Pour une alimentation durable

mardi, 03.12.2019

René Longet*

René Longet

Il y a depuis longtemps comme un malaise dans nos assiettes. L’industrie de l’alimentation nous apporte de nombreuses commodités, qui se révèlent au final cher payées. On grignote partout et à toute heure; 80% de ce que nous avalons au quotidien n’a pas été préparé par nous-mêmes, et on ne cherche pas trop à savoir dans quelles conditions, où et par qui. 

Le fast-food, riche en sel, graisses saturées et sucre entraîne une épidémie mondiale de diabète, d’affections cancéreuses et cardio-vasculaires, et d’obésité. Si 820 millions de personnes ne mangent pas à leur faim, plus de 2 milliards sont en surpoids, et on prévoit 700 millions de diabétiques pour 2025! Voici quelques années, l’OMS classait la viande transformée parmi les cancérigènes. 

La destruction des forêts tropicales est puissamment alimentée par cet engouement mondial pour la viande et le fast-food. Immenses surfaces d’élevage, immenses surfaces, aussi, dévolues aux cultures de soja servant à nourrir non pas les humains qui ont faim, mais les animaux destinés à notre gloutonnerie carnée. Toutefois, les conditions déplorables de l’élevage industriel encouragent de plus en plus de personnes à se tourner vers d’autres sources de protéines, comme les légumineuses.

Quant aux palmiers à huile, autre ingrédient majeur du fast-food, ils sont également massivement plantés à la place de la forêt tropicale et de ses habitants. Non seulement les rejets de méthane du cheptel mondial posent problème. Mais la destruction massive de la forêt est doublement pernicieuse, par le CO2 qu’elle libère et par le CO2 qu’elle n’absorbe plus. Au total, le système agro-industriel global est responsable d’un quart à un tiers des émissions de gaz de serre. Et par kilo de viande, il faut 7 kilos de céréales et de légumineuses, et 12000 litres d’eau! 

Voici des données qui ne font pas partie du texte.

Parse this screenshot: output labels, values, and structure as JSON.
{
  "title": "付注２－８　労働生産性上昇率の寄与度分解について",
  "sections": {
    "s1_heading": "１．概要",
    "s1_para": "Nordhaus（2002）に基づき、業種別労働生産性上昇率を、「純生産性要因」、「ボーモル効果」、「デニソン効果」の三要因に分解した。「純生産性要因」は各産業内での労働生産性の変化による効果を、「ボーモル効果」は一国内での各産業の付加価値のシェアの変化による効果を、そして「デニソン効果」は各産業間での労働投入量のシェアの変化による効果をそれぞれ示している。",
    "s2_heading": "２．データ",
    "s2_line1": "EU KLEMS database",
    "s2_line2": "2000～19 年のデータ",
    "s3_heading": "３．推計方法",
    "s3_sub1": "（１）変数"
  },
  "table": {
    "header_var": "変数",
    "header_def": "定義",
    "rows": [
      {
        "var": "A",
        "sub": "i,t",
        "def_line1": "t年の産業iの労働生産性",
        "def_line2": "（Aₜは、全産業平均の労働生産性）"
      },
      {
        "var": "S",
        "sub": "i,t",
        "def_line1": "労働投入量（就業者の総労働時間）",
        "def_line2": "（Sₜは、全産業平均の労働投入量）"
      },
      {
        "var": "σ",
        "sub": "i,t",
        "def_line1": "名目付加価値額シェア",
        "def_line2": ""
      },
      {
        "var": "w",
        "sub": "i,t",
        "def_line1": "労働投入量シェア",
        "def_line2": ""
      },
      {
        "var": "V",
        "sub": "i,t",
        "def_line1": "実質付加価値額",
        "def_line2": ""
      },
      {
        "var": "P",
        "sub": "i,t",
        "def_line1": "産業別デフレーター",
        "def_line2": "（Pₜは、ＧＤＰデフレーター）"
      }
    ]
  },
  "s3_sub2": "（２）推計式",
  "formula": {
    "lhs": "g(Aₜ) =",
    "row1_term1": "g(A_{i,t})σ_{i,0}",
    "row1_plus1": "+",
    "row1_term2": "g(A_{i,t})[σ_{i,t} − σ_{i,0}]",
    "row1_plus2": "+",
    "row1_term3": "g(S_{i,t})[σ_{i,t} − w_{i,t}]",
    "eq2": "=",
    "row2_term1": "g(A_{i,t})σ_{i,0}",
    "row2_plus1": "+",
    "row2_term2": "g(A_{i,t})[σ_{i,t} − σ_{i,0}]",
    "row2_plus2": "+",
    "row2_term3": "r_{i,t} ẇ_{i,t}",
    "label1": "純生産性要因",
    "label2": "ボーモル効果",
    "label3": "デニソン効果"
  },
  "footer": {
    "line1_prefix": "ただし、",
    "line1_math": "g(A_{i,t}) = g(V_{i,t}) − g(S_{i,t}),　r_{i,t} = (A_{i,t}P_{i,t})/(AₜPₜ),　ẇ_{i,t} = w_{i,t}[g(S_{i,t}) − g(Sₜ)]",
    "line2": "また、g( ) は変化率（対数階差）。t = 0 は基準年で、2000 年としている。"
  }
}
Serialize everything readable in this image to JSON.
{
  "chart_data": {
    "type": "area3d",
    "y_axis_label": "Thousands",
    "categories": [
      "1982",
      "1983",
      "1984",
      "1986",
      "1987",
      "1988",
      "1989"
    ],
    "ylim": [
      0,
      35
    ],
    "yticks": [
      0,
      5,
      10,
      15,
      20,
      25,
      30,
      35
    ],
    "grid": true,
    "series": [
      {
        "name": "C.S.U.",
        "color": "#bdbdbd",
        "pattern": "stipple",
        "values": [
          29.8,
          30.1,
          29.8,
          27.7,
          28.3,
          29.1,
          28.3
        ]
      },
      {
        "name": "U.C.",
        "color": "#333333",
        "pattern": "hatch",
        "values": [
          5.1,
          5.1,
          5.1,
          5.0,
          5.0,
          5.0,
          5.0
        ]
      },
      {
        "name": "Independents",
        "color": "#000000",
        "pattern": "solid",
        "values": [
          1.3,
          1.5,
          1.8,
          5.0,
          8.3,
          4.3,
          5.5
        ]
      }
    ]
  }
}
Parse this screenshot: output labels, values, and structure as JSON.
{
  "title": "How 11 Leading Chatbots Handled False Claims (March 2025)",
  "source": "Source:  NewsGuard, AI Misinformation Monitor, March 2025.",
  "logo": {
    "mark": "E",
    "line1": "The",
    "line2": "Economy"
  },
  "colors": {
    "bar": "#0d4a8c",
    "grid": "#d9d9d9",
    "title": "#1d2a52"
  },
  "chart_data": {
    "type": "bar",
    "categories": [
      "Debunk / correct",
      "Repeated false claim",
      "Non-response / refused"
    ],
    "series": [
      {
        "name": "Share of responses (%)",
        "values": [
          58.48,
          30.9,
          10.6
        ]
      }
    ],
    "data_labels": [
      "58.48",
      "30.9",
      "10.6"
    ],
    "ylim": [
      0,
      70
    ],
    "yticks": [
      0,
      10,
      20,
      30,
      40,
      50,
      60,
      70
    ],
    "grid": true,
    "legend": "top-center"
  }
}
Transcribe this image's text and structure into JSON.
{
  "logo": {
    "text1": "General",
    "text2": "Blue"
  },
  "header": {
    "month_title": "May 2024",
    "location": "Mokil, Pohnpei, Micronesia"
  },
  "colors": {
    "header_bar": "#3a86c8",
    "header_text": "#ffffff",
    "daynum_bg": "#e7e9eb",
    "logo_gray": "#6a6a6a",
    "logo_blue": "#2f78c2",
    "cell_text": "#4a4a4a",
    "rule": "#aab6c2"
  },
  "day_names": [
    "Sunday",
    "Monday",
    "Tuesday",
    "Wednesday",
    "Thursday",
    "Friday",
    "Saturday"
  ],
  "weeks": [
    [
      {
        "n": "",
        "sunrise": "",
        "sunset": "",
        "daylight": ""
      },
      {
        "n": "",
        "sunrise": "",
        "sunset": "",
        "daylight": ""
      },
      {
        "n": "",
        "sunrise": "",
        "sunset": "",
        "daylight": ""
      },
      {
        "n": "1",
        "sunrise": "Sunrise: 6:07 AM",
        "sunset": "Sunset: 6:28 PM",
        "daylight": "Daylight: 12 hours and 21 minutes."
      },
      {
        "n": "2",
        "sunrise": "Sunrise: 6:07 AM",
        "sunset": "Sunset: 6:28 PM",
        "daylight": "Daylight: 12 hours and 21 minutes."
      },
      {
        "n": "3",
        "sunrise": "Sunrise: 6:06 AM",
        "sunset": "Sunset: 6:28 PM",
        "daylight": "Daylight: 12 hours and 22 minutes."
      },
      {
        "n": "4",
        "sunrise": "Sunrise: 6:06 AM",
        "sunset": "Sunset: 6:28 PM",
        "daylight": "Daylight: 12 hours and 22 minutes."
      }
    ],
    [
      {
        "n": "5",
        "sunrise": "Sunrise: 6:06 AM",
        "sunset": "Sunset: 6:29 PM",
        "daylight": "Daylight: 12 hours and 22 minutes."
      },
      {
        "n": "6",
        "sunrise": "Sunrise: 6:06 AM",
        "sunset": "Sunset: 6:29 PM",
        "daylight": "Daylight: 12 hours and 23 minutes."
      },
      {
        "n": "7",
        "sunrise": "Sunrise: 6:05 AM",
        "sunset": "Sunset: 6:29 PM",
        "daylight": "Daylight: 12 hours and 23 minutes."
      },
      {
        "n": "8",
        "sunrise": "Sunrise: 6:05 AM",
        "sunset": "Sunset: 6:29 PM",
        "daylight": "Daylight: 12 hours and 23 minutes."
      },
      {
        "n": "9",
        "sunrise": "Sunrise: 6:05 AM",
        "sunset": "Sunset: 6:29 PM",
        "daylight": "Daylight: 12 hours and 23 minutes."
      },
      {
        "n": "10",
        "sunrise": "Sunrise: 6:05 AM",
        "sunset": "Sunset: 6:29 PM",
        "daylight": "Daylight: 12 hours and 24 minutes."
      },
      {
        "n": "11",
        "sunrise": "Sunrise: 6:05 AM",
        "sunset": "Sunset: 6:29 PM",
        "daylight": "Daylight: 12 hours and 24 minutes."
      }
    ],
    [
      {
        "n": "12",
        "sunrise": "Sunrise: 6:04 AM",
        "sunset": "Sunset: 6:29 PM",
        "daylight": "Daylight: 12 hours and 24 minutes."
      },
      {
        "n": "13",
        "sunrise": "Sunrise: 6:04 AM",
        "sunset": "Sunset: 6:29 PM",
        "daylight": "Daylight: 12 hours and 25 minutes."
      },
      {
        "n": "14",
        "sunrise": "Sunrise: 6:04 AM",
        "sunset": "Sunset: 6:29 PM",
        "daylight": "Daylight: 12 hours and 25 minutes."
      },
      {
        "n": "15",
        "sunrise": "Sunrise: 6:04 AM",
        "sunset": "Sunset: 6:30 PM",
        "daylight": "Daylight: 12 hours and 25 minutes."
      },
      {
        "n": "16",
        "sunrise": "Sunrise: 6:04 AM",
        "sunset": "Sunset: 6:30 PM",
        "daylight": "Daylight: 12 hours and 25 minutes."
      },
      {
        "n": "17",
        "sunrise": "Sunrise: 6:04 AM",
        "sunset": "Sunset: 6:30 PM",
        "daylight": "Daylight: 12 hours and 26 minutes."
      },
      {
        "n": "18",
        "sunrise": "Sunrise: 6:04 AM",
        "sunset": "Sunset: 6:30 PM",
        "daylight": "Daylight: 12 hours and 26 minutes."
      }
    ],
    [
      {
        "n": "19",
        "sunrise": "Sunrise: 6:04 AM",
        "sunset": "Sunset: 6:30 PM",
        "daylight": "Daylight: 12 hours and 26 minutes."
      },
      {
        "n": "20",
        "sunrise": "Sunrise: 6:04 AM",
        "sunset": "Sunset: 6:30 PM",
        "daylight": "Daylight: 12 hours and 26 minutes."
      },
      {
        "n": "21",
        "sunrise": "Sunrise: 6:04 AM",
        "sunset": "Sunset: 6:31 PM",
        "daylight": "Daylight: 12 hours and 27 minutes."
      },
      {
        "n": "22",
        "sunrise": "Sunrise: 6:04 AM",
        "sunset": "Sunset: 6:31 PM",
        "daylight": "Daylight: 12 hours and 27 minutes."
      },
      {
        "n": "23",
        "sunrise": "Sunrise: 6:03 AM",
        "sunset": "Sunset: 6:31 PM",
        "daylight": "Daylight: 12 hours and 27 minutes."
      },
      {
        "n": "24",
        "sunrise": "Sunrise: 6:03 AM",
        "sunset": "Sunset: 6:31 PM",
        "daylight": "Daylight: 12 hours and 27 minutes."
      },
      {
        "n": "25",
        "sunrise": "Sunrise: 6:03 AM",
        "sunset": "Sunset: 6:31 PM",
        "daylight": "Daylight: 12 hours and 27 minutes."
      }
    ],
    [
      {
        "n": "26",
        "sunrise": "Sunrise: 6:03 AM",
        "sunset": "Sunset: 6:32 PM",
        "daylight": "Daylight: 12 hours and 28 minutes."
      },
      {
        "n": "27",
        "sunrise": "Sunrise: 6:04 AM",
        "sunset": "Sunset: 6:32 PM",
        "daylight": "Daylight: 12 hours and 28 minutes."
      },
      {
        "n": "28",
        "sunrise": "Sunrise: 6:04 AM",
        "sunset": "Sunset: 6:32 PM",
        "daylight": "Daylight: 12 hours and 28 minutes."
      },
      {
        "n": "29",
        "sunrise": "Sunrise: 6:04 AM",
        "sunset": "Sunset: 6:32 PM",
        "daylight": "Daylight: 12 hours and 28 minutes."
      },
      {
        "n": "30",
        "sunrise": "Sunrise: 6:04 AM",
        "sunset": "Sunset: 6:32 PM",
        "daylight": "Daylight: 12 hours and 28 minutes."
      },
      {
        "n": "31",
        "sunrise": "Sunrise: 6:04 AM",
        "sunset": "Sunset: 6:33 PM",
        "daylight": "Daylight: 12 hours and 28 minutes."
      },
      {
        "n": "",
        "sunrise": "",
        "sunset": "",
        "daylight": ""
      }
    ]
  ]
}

En ces temps d’urgence climatique, modifier nos choix alimentaires est une contribution importante - et dont la mise en œuvre ne dépend que de nous - à la réduction des émissions de gaz à effet de serre. De plus, cela nous ferait le plus grand bien: la santé de la Terre et notre santé vont de pair. 

Quant au monde paysan, il n’a rien à gagner à ce rythme destructeur qui nivelle le monde, les goûts et les producteurs. Ces derniers sont les premières victimes de la concurrence déloyale globale, et ne cessent de diminuer en nombre et de voir augmenter leurs charges. La course au productivisme et à la quantité mange ses affidés, alors que les produits de qualité trouvent preneurs à un prix rémunérateur. 

Au moment où la Suisse rediscute de sa politique agricole autour du projet PA22 +, saisissons l’occasion de nous tourner vers une production alimentaire plus saine, de proximité, fraîche et de saison, et de développer fortement le secteur végétal local. Sachant que notre taux d’autoapprovisionnement moyen est de 50%, des importations resteront toutefois nécessaires. C’est le moment de se rappeler que l’article constitutionnel 104 A plebiscité en septembre 2017 demande «des relations commerciales transfrontalières qui contribuent au développement durable de l’agriculture et du secteur agroalimentaire». Il n’attend qu’à être être appliqué. Bon pour nous, bon pour le monde!